Marshner: There's a lot of room for improvement, but the bishops' response to the HHS Mandate was truly inspiring. Many of us have gotten a little cynical over the years, and we were very pleasantly surprised by how firmly the bishops came out. Unfortunately we haven't had quite the same clarity in response to the administration's phony compromise. Some people were taken in by that compromise – that's understandable, when you take it at a first glance – but very quickly there should have been a thoroughly united second response that said "absolutely not." Now, we have had leadership of that kind from Cardinal Dolan, but we haven't had the same kind of unanimity exactly. I'm afraid that many bishops are kind of hedging their bets; perhaps they fear that the courts will not rule with them on the constitutionality of the mandate.

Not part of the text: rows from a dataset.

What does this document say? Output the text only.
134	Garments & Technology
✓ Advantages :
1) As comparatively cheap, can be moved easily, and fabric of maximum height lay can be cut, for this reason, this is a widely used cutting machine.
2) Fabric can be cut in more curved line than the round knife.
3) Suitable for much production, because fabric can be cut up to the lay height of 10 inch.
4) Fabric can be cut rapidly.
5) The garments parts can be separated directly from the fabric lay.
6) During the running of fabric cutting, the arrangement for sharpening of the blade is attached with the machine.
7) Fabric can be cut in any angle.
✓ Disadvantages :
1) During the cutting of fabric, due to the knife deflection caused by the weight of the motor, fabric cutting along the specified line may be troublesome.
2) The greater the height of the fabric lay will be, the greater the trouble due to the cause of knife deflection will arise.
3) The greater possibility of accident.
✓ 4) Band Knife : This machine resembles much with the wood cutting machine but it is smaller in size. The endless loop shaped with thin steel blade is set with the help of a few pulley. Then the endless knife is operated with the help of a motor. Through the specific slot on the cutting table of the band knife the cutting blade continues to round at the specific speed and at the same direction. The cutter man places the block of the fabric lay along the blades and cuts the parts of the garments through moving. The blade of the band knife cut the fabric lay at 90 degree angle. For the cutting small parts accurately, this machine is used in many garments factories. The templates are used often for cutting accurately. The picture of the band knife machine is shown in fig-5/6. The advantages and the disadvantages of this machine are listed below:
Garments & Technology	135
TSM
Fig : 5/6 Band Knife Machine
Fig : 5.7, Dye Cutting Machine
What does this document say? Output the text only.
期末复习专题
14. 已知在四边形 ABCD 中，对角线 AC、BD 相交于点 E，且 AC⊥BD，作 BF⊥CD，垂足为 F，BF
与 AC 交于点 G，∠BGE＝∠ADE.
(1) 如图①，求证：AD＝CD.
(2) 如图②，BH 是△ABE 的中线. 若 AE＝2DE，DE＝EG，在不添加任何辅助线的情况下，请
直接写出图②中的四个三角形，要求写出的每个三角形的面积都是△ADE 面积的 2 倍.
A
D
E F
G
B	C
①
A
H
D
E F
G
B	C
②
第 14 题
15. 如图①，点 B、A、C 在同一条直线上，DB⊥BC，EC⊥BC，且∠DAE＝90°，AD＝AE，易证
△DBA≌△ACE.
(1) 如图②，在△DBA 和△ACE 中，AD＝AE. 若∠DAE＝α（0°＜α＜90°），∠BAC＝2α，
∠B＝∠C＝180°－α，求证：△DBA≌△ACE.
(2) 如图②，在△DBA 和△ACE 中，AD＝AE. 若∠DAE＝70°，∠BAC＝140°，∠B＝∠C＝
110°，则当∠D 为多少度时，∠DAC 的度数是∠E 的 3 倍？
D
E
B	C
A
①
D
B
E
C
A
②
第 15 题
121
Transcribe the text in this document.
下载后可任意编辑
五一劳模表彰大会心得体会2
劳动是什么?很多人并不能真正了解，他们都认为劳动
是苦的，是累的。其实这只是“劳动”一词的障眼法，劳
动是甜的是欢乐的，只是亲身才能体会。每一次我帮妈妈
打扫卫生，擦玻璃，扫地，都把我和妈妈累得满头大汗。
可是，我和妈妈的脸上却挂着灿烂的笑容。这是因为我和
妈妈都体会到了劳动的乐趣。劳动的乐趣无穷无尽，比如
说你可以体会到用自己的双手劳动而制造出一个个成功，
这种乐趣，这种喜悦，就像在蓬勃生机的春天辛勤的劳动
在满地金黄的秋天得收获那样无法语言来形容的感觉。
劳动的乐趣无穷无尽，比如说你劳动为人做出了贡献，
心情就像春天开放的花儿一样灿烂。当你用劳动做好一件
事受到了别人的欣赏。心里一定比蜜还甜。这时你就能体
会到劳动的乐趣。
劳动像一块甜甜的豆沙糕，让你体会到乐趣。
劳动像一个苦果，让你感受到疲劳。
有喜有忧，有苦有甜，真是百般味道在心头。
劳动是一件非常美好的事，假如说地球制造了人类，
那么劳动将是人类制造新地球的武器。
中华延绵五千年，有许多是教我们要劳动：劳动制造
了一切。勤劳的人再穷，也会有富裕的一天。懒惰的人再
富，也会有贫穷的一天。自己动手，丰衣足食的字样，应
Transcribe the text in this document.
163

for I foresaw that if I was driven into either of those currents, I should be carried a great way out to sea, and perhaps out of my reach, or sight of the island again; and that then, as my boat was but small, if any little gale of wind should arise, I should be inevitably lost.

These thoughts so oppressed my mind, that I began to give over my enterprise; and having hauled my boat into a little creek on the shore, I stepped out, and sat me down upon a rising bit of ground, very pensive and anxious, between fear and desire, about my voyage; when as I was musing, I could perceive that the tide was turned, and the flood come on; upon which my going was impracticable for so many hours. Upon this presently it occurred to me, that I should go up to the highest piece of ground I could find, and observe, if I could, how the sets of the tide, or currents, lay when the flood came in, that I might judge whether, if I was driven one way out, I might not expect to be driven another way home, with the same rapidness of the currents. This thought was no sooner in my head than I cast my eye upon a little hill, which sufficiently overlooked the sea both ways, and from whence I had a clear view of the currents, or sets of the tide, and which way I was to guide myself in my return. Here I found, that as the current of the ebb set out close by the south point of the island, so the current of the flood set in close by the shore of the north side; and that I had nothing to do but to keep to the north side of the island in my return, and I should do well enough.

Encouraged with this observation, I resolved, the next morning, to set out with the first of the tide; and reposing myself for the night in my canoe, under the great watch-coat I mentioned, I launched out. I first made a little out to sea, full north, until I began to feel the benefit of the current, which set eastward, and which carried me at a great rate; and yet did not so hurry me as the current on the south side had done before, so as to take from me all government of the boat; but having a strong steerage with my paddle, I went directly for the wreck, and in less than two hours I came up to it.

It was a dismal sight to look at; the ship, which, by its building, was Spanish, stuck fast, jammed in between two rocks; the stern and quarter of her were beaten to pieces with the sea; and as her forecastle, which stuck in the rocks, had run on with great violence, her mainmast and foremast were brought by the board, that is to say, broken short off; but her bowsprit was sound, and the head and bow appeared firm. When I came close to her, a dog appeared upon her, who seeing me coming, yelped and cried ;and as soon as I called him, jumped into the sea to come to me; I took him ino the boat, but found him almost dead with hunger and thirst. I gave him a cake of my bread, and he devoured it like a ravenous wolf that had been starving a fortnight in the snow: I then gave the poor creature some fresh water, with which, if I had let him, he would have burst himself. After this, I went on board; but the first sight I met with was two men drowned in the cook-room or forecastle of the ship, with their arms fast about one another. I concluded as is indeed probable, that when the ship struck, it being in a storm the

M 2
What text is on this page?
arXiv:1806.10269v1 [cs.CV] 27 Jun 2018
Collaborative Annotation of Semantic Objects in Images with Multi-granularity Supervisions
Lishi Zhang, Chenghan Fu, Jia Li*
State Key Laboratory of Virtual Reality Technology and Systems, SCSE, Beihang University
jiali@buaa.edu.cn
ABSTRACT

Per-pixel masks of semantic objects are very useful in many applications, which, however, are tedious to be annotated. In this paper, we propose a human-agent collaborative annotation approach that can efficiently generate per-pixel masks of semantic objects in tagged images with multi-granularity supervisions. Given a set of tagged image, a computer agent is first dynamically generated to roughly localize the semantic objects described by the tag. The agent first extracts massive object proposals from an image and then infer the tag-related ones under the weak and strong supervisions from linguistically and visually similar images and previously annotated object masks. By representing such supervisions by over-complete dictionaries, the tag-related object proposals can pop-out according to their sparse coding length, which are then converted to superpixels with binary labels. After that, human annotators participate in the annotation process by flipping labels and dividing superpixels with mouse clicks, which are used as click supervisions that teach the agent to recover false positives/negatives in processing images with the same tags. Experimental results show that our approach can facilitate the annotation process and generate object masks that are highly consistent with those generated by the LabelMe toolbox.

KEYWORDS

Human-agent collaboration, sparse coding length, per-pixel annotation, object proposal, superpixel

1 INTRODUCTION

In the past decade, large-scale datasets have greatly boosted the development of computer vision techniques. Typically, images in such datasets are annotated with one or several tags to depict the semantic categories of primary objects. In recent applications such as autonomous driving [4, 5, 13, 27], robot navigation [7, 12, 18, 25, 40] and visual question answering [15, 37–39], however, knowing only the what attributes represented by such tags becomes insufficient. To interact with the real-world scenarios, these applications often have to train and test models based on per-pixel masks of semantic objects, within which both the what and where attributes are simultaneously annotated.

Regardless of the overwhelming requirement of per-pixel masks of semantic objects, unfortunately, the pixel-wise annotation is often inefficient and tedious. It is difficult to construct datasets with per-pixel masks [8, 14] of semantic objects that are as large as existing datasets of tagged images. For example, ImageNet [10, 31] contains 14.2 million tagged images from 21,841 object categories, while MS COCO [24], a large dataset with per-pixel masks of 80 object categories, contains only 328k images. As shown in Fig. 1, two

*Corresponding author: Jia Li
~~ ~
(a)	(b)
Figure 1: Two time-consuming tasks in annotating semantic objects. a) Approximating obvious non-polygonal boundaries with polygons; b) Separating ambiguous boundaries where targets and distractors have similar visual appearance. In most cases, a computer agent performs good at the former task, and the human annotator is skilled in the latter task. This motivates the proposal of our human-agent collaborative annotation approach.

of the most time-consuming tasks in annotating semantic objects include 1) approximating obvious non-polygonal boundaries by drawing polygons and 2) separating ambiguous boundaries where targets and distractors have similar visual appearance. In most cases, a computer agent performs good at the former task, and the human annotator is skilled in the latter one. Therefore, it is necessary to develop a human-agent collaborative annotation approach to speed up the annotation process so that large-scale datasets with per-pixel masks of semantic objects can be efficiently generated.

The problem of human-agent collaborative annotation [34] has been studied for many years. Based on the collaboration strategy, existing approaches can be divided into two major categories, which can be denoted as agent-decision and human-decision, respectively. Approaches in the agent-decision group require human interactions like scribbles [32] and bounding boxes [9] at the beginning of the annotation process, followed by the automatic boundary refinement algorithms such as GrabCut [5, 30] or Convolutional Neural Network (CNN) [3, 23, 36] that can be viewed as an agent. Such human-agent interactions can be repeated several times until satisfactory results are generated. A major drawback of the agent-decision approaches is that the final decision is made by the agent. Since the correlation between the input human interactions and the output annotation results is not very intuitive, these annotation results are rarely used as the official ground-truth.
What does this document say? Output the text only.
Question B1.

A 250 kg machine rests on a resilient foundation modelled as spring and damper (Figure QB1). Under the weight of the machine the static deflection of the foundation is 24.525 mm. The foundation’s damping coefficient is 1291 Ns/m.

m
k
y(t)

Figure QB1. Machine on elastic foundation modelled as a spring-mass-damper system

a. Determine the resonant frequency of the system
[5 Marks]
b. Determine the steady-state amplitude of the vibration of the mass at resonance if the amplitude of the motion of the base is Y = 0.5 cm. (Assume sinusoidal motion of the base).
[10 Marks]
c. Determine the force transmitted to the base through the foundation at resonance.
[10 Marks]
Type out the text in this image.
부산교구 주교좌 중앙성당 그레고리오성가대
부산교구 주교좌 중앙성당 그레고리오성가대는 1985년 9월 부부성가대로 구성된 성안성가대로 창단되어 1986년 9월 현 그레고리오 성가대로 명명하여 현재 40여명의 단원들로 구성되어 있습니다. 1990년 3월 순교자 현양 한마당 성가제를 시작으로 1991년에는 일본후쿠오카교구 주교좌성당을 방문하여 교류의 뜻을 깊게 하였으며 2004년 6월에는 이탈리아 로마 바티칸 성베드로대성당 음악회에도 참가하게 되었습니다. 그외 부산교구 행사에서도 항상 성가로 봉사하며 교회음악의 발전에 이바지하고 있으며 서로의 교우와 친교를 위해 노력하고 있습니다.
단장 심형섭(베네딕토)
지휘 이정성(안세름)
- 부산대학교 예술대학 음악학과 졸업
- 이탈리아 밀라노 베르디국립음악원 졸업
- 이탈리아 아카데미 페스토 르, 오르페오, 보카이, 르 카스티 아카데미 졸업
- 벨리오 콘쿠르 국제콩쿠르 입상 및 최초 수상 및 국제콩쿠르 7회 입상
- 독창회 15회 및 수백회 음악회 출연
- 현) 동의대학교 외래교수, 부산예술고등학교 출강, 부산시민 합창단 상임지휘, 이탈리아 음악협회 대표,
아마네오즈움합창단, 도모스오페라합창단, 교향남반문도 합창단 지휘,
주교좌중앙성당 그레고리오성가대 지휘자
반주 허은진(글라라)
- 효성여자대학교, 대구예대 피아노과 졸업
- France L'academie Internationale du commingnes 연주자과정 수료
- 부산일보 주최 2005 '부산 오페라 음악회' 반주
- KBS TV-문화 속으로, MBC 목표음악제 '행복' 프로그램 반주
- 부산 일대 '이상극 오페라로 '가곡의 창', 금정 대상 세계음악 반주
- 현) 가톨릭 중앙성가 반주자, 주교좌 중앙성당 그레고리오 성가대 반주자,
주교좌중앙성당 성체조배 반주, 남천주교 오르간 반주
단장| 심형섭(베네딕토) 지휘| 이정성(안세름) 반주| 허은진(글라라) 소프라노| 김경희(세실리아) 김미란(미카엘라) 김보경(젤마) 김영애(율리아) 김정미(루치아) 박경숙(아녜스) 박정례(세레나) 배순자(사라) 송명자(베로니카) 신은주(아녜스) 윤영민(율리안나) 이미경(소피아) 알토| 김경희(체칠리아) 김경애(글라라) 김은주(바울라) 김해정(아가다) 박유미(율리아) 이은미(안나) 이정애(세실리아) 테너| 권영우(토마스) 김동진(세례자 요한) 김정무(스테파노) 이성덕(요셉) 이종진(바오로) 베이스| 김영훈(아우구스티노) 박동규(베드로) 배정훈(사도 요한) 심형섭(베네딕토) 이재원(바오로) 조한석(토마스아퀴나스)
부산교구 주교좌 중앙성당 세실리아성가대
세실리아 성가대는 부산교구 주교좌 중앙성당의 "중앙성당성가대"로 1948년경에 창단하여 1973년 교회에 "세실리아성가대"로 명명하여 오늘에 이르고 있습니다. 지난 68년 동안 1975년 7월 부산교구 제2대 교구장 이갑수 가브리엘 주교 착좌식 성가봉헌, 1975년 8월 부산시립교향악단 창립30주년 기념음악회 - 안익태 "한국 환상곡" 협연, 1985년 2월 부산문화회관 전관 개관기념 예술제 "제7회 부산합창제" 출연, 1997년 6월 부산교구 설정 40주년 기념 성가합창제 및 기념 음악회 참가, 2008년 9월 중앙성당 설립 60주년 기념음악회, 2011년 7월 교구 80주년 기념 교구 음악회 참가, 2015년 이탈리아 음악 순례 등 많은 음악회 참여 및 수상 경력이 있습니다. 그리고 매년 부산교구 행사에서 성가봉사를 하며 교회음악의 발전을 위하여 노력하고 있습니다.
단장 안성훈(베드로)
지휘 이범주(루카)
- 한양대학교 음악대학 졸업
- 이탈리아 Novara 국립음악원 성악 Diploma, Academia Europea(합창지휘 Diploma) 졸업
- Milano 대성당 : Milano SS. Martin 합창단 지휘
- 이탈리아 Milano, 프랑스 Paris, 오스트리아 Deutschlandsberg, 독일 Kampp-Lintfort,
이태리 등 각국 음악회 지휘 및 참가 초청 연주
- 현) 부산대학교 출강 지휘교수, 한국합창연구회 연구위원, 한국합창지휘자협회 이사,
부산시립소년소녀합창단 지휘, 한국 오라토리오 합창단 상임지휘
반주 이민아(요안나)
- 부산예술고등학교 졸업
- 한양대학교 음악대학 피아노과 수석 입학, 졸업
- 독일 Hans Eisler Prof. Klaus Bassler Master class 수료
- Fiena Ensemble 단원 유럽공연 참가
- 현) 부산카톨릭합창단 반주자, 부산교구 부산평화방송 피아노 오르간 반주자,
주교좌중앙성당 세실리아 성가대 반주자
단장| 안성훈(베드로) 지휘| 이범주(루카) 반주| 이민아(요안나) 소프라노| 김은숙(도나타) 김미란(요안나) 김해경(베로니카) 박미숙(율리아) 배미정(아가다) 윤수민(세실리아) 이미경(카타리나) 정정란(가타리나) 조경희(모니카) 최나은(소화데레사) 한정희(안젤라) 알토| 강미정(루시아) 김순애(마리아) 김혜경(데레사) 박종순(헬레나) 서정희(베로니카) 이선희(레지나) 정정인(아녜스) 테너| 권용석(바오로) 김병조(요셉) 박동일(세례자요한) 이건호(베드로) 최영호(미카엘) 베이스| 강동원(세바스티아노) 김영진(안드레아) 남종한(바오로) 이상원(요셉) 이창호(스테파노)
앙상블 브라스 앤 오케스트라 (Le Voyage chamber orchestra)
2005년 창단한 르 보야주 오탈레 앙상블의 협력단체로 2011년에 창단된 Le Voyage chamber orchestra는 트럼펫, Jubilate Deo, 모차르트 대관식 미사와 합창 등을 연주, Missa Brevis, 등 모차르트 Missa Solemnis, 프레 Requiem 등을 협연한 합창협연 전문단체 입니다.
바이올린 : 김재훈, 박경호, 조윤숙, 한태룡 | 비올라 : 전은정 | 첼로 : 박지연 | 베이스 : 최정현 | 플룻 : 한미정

In the absence of backing from the court, the bishops believe that Catholic institutions are going to be stuck, paying for this, if not directly, than a little bit indirectly because they're required to cover health insurance for their employees, they're required to buy policies, and the policy writers are mandated to include this stuff. And they may feel that the national situation will become exactly what it is now in New York and California: they don't have a choice, State mandate. You can't buy an insurance policy that doesn't provide coverage for this stuff. Then their moral doctrine is going to bring them to a very nasty-looking choice: either close any Catholic-related institution that isn't covered – close the schools, close the hospitals, close the charities – or put up with this level of formal cooperation.
I don't wish to give the hierarchy any encouragement to adopt that kind of a compromise. I do think that they could argue that if worse came to worse, the principle of double effect would apply, and their direct intent would not be that the policy holders use these benefits, but that simply that the direct intent is just to comply with requirements that employees have health insurance. And they can't do anything about the bad part of that. So I think they could probably sooth everybody's conscience in that way; but as I say, I don't wish to encourage that. I think that a very determined, very public effort should be made to denounce this mandate for what it really is. And in that respect, the current debate has been good; I just want to see it sharpened up a little bit.
Yes, religious liberty's under threat. In what way is it under threat? Am I forced to do contraceptive acts? No. Is the bishop forced to do them? No. So it's not as though I'm being mandated by the government to perform an immoral act myself. But I am being obligated to cooperate with it informally. And when a religion is obliged to cooperate formally in activities with activities which it considers immoral, there is a violation of the freedom of religion.